John making potato puree frozen dessert with Maryam Yazdani at Research Day 2018
What motivates me is the ability to give people a ‘step up’ in the world. Whether that’s helping students graduate, or assisting a small business with getting a new product on the shelf, it’s the same sort of feeling. Back when I was a lecturer, I could recognise when certain students had the spark that allows them to make the most of the opportunities that they have. There’s nothing more pleasurable then seeing students grow and develop into fine people who are contributing. I get a lot of pleasure from that. You may be just one rung on their ladder, but it’s very fulfilling.
The lesson here is – don’t pigeon-hole yourself.
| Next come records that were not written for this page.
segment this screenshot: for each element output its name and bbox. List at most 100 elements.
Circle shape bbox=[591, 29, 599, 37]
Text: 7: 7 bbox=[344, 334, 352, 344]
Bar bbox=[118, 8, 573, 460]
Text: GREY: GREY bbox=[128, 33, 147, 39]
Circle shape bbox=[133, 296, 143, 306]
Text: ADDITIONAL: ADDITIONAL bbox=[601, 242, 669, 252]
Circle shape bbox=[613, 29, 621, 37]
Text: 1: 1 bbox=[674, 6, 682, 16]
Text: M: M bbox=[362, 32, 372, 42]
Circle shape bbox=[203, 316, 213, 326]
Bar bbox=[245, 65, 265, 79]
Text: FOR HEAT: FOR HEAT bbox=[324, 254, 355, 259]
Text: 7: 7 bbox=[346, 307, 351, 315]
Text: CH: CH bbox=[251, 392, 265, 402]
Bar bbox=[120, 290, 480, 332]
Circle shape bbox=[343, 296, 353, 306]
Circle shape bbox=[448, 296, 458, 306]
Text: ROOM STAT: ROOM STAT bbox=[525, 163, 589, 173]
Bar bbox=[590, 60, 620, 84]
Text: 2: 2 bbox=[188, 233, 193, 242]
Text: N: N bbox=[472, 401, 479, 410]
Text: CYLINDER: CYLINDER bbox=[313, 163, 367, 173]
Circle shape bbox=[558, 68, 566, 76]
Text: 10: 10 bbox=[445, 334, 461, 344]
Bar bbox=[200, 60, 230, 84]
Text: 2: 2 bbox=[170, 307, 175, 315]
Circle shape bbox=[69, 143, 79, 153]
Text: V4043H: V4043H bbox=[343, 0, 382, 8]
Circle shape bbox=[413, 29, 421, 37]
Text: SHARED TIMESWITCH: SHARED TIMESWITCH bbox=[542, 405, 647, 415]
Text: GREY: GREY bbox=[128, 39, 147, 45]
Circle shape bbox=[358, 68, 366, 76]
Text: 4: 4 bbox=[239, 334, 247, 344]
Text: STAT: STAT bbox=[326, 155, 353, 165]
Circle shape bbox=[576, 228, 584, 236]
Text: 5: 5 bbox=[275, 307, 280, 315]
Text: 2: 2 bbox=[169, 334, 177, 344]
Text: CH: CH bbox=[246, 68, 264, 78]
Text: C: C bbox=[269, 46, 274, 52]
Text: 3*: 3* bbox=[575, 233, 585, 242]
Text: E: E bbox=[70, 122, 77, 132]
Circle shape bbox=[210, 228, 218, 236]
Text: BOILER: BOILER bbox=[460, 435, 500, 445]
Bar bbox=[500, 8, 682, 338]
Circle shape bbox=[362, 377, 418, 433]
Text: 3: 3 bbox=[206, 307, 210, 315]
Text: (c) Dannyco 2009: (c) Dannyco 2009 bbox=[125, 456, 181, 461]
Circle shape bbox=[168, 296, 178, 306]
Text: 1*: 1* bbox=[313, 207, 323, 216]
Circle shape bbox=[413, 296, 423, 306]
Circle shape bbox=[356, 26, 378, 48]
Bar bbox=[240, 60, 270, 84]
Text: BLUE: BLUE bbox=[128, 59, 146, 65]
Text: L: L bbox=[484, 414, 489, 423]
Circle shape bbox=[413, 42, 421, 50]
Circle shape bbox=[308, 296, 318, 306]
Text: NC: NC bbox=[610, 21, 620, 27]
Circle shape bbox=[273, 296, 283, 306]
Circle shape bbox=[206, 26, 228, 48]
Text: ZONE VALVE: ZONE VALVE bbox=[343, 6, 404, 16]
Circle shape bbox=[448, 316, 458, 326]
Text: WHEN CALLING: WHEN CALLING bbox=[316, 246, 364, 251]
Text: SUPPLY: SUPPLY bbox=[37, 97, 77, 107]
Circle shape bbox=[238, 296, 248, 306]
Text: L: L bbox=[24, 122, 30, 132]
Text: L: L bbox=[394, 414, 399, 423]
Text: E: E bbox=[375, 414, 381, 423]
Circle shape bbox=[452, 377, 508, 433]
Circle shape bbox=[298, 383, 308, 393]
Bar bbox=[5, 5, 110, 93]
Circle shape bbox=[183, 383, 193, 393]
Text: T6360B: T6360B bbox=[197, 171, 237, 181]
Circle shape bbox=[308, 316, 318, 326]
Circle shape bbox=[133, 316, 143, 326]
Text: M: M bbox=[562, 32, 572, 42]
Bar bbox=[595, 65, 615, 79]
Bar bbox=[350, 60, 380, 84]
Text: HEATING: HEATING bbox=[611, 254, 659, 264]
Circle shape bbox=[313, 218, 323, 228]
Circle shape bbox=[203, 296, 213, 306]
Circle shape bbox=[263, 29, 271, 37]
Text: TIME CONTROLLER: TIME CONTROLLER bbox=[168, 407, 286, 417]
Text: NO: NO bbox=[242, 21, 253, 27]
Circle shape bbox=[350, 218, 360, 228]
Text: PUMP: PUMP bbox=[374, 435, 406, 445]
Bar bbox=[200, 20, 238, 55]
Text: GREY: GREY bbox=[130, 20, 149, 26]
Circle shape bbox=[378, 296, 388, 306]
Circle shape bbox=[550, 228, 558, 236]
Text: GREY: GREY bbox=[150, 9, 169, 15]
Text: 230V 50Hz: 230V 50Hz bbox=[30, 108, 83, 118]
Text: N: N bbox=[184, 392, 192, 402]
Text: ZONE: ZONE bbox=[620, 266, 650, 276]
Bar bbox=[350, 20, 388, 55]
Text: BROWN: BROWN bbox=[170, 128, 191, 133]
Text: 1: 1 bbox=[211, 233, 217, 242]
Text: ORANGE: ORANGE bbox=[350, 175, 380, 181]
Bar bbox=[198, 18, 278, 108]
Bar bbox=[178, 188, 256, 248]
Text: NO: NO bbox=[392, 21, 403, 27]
You’re more than just a molecular biologist, or ecologist, or geneticist… you have skills that are very transferable.
I’ve been through many transitions; my career has changed as life goes on. Opportunities to move on in the world and learn new things get presented to you at all stages. And don’t do something you hate, do something you like. If you’re not liking what you’re doing, try and change it, because it’s so important to stay positive about and appreciated in what it is that you do.